To illustrate these above methods, we compare and contrast results from R/qtl and R/qtlbim using murine backcross data. Briefly, Sugiyama et al. (2001) described a backcross of salt-sensitive C57BL/6J and non-salt-sensitive A/J mice. They measured blood pressure for 250 male mice. A total of 170 markers were genotyped at approximately 15 cM intervals over the 19 autosomes.

We first performed a one-dimensional scan using R/qtl (the top panel of Figure 1). This analysis suggested the presence of three QTL, two on chromosome 1 and one on chromosome 4. We also scanned the genome for main effects using R/qtlbim (the bottom panel of Figure 1).

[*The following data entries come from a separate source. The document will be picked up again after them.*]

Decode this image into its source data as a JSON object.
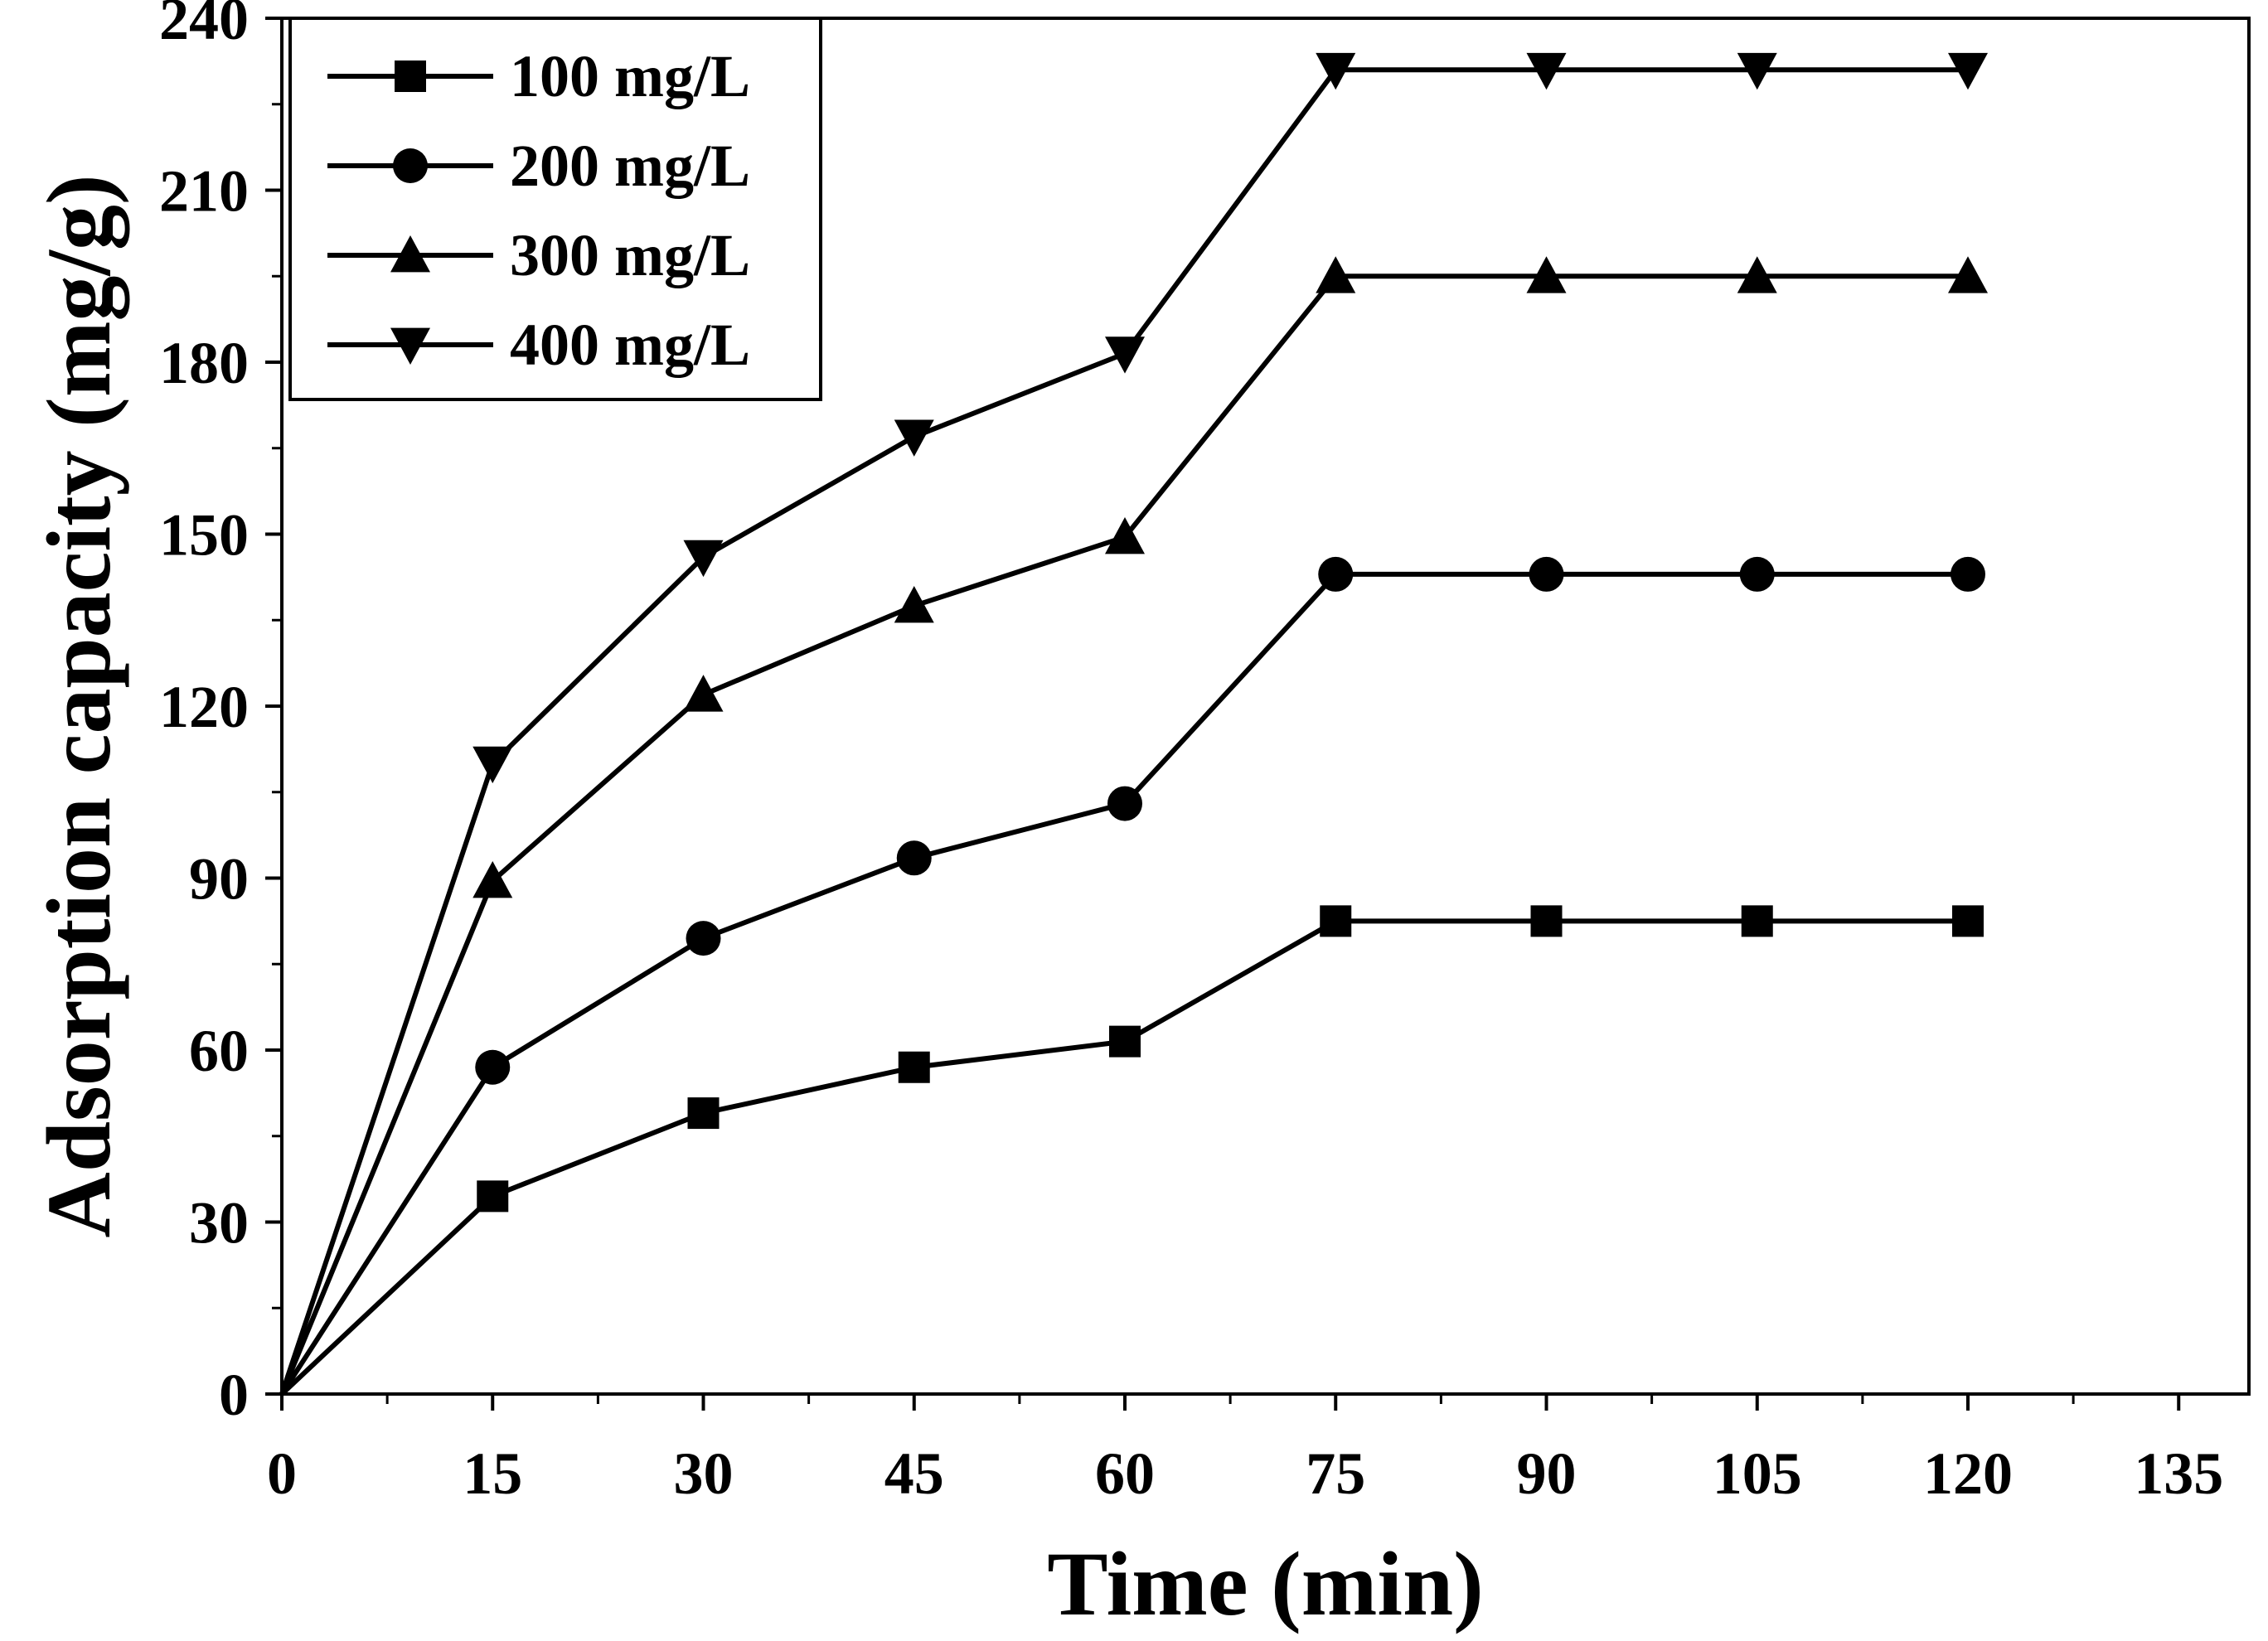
{
  "chart_data": {
    "type": "line",
    "title": "",
    "xlabel": "Time (min)",
    "ylabel": "Adsorption capacity (mg/g)",
    "xlim": [
      0,
      140
    ],
    "ylim": [
      0,
      240
    ],
    "xticks": [
      0,
      15,
      30,
      45,
      60,
      75,
      90,
      105,
      120,
      135
    ],
    "yticks": [
      0,
      30,
      60,
      90,
      120,
      150,
      180,
      210,
      240
    ],
    "x": [
      0,
      15,
      30,
      45,
      60,
      75,
      90,
      105,
      120
    ],
    "grid": false,
    "legend_position": "top-left",
    "series": [
      {
        "name": "100 mg/L",
        "marker": "square",
        "values": [
          0,
          34.5,
          49,
          57,
          61.5,
          82.5,
          82.5,
          82.5,
          82.5
        ]
      },
      {
        "name": "200 mg/L",
        "marker": "circle",
        "values": [
          0,
          57,
          79.5,
          93.5,
          103,
          143,
          143,
          143,
          143
        ]
      },
      {
        "name": "300 mg/L",
        "marker": "triangle-up",
        "values": [
          0,
          89.5,
          122,
          137.5,
          149.5,
          195,
          195,
          195,
          195
        ]
      },
      {
        "name": "400 mg/L",
        "marker": "triangle-down",
        "values": [
          0,
          110,
          146,
          167,
          181.5,
          231,
          231,
          231,
          231
        ]
      }
    ],
    "colors": {
      "line": "#000000",
      "background": "#ffffff"
    }
  }
}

The Bayesian analysis revealed, in addition to the same three QTL, evidence supporting another QTL on chromosome 4 and QTL on chromosomes 6 and 15. Note the improved separation between noise and signal the Bayesian method provides over the frequentist method.

Figure 1

Genome-wide scan for main effects using R/qtl (the top panel) and R/qtlbim (the bottom panel). The gray lines indicate the significance threshold for lod scores of 3.3 (the top) and Bayes factors of 3.0 (the bottom). Inner ticks on the x-axis depict the locations on observed markers.

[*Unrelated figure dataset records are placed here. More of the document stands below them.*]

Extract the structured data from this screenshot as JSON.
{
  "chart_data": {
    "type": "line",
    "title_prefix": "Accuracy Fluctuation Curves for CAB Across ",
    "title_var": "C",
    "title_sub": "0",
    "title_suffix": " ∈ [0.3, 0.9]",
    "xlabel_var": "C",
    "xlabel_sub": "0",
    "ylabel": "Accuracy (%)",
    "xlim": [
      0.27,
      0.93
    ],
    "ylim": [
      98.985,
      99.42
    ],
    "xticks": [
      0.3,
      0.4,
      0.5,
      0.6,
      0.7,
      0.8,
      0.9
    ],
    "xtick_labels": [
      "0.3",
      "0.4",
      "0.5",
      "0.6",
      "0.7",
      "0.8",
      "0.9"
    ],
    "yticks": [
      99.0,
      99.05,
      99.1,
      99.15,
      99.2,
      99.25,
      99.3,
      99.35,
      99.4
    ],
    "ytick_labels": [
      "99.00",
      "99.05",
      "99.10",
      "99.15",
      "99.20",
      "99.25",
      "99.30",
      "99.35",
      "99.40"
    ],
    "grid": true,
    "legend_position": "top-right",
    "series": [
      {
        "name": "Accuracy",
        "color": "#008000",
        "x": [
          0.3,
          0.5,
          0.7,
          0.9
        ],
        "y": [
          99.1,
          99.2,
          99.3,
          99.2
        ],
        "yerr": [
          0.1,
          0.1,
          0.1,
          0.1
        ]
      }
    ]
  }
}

We then scanned the genome for epistatic interactions using a two-dimensional scan in R/qtl (the top panel of Figure 2) and in R/qtlbim (the bottom panel of Figure 2). The frequentist analysis yielded evidence for an epistatic interaction between chromosomes 6 and 15. In addition to that interaction, the Bayesian analysis also yielded evidence for epistatic interactions between chromosomes 1 and 4, 1 and 6, 1 and 15, 4 and 6, 4 and 15, and 15 and 15. As with the scan for main effects, the Bayesian method of scanning for epistatic effects yields improved separation between noise and signal.

Figure 2

Genome-wide scan for epistatic effects using R/qtl (the top panel) and R/qtlbim (the bottom panel). In the top panel, epistatic lod scores are plotted in the upper left triangle using the left scale, and joint lod scores are plotted in the lower right triangle using the right scale. In the bottom panel, epistatic Bayes factors are plotted in the upper left triangle using the left scale, and joint Bayes factors scores are plotted in the lower right triangle using the right scale.

Conclusions

Bayesian modeling of multiple QTL, coupled with advances in posterior search and computation, has led to an explosion of research in mapping multiple QTL for complex traits. To illustrate the rapid evolution of these methods, we have highlighted some of these developments. We have a clear sense of the potential gains to be achieved using the Bayesian approach to mapping multiple interacting QTL. Bayesian methods and associated computer software provide us with tools to comprehensively unravel the genetic basis and architecture of complex trait variation. What is standard in complex trait analysis has changed much in the past years, and with the continuing development of sophisticated statistical mapping methods, further dramatic improvement may be possible. Future research directions include extensions to joint analysis of multiple traits, and experimental crosses derived from multiple inbred lines and outbred populations. Computationally efficient algorithms are an essential feature for the practical analysis of complex genetic architectures in these more complicated cases.